Creating and Using Data Warehouses

Dimension Tables

Dimension tables contain attributes that describe fact records in the fact table. Some of these attributes provide descriptive information; others are used to specify how fact table data should be summarized to provide useful information to the analyst. Dimension tables contain hierarchies of attributes that aid in summarization. For example, a dimension containing product information would often contain a hierarchy that separates products into categories such as food, drink, and nonconsumable items, with each of these categories further subdivided a number of times until the individual product SKU is reached at the lowest level.

Dimensional modeling produces dimension tables in which each table contains fact attributes that are independent of those in other dimensions. For example, a customer dimension table contains data about customers, a product dimension table contains information about products, and a store dimension table contains information about stores. Queries use attributes in dimensions to specify a view into the fact information. For example, a query might use the product, store, and time dimensions to ask the question "What was the cost of nonconsumable goods sold in the northeast region in 1999?" Subsequent queries might drill down along one or more dimensions to examine more detailed data, such as "What was the cost of kitchen products in New York City in the third quarter of 1999?" In these examples, the dimension tables are used to specify how a measure (cost) in the fact table is to be summarized.
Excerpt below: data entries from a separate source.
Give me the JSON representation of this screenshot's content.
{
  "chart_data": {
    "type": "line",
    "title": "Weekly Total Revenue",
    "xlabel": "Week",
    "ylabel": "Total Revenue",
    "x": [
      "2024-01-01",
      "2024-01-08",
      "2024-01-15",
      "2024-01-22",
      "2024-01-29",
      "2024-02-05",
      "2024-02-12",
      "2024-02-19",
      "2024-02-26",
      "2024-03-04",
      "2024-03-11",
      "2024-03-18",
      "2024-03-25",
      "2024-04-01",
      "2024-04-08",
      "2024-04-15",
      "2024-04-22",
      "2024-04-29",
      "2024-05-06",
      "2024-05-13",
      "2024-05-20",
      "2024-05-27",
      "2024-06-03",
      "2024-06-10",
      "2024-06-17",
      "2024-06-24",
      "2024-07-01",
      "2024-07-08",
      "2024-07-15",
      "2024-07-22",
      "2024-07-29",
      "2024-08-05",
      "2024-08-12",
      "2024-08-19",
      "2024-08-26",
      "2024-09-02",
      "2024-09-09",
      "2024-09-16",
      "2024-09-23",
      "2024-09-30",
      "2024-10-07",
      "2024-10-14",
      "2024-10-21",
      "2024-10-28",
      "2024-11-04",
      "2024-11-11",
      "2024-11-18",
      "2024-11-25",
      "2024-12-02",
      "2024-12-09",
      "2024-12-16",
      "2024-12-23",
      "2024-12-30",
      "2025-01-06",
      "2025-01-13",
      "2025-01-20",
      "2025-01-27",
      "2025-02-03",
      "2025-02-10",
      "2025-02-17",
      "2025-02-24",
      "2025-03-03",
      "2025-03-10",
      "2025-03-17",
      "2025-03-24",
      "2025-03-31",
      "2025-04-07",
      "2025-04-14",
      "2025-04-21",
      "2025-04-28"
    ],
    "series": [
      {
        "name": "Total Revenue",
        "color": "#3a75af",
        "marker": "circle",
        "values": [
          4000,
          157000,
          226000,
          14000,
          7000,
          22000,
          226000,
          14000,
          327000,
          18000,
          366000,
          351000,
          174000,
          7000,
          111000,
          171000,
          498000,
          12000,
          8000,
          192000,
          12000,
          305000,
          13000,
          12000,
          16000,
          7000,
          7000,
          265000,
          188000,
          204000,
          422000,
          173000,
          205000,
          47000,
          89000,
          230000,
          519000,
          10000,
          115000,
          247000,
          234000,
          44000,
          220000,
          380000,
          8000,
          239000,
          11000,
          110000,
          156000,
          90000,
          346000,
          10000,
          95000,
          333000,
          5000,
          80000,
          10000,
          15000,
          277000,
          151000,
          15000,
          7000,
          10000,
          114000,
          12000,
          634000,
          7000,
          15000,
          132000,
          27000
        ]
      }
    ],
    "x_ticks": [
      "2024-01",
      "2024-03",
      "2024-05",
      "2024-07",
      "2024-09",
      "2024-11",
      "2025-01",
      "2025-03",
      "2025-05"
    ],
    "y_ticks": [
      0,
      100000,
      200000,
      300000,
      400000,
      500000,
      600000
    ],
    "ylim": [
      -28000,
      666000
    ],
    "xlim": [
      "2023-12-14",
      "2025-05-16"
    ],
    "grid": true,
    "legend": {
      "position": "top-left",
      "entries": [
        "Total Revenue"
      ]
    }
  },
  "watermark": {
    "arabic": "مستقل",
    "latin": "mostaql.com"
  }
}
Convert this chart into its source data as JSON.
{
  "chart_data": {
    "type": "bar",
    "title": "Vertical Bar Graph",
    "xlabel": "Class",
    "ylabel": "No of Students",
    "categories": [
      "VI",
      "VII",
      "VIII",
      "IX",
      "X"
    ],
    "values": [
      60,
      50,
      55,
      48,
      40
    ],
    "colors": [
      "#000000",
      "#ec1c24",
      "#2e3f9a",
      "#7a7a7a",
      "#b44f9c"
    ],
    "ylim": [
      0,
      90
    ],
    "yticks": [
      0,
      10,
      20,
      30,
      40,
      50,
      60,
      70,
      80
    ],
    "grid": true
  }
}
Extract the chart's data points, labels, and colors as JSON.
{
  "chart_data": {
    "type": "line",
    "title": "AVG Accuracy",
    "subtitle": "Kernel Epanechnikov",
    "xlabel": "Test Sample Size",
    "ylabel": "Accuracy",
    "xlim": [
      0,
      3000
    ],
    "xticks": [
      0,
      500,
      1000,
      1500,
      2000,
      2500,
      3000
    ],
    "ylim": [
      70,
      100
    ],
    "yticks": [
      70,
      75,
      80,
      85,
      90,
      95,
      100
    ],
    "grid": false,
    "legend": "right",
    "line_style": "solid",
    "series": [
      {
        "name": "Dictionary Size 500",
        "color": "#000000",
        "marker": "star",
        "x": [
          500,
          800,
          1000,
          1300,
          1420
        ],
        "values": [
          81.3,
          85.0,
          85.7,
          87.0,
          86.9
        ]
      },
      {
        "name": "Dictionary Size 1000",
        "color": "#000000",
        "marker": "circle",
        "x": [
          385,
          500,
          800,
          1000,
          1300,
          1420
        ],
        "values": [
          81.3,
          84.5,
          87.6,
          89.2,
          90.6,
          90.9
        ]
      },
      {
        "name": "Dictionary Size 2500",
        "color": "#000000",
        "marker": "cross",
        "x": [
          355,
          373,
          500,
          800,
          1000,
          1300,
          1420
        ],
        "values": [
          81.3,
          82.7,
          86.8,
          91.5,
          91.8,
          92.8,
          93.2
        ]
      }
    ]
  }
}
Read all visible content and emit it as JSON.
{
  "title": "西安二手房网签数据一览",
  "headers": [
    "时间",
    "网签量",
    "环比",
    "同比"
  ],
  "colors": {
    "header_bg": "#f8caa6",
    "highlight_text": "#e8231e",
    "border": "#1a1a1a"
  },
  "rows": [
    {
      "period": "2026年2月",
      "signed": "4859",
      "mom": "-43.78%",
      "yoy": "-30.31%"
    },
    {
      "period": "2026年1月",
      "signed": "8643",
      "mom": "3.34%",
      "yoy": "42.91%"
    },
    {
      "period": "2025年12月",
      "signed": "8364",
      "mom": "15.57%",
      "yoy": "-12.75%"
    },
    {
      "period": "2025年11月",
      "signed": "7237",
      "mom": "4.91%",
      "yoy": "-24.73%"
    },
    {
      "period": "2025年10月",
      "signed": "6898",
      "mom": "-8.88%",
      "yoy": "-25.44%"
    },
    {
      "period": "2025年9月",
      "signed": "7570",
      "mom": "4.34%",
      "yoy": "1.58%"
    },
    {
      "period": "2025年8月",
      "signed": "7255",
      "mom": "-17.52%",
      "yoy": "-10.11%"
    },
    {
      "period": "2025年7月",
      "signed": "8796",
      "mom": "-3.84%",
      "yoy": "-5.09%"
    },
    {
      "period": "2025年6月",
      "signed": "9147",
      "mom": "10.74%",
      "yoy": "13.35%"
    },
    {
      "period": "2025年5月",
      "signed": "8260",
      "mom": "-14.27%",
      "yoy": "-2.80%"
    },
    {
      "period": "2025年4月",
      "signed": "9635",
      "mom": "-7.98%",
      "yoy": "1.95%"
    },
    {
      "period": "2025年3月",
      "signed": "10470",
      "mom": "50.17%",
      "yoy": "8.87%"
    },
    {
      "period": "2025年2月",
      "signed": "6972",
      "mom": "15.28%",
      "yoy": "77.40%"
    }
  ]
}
Columns in a dimension table can be used to categorize the information into hierarchical levels. For example, a dimension table for stores in the FoodMart 2000 sample database includes the following columns that specify the hierarchy levels.

Column Description
store_country Specifies the country in which the store is located. This is the country level of the hierarchy.
store_state Specifies the state in which the store is located. This is the state level of the hierarchy.
store_city Specifies the city in which the store is located. This is the city level of the hierarchy.
store_id Specifies the individual store. This is the lowest level of the hierarchy. This field contains the primary key of the store dimension table and is used to join the dimension table to the fact table.
store_name Specifies the name of the store. The values in this column are used to identify the store to users in a readable form.

Other columns not shown provide additional attribute information. For information about how dimension tables are used in OLAP cubes built using Microsoft® SQL Server™ 2000 Analysis Services, see Dimensions.

Varieties of Dimension Tables

The preceding example illustrates a dimension table that contains a balanced hierarchy that is separated into regular levels. Other types of dimension tables contain less balanced information, such as part-breakdown structures or organization charts in which the hierarchy is represented by parent-child relationships instead of an array of levels.

Surrogate Keys

It is important that primary keys of dimension tables remain stable. It is strongly recommended that surrogate keys be created and used for primary keys for all dimension tables. Surrogate keys are keys that are maintained within the data warehouse instead of keys taken from source data systems. There are several reasons for the use of surrogate keys:

The implementation and management of surrogate keys is the responsibility of the data warehouse. OLTP systems are rarely affected by these situations, and the purpose of these keys is to accurately track history in the data warehouse. Surrogate keys are maintained in the data preparation area during the data transformation process.

Referential Integrity

Referential integrity must be maintained between all dimension tables and the fact table. Each fact record contains foreign keys that relate to primary keys in the dimension tables. Every fact record must have a related record in every dimension table used with that fact table. Missing records in a dimension table can cause facts to be ignored when the dimension table is joined to the fact table to respond to queries or for the population of OLAP cubes. Queries can return inconsistent results if records are missing in one or more dimension tables. Queries that join a defective dimension table to the fact table will exclude facts whereas queries that do not join the defective dimension table will include those facts.

Shared Dimensions

A data warehouse must provide consistent information for similar queries. One method to maintain consistency is to create dimension tables that are shared and used by all components and data marts in the data warehouse. Candidates for shared dimensions include customers, time, products, and geographical dimensions such as the store dimension in the example earlier in this topic. For example, requiring that all OLAP cubes and data marts use the same shared time dimension enforces consistency of results summarized by time.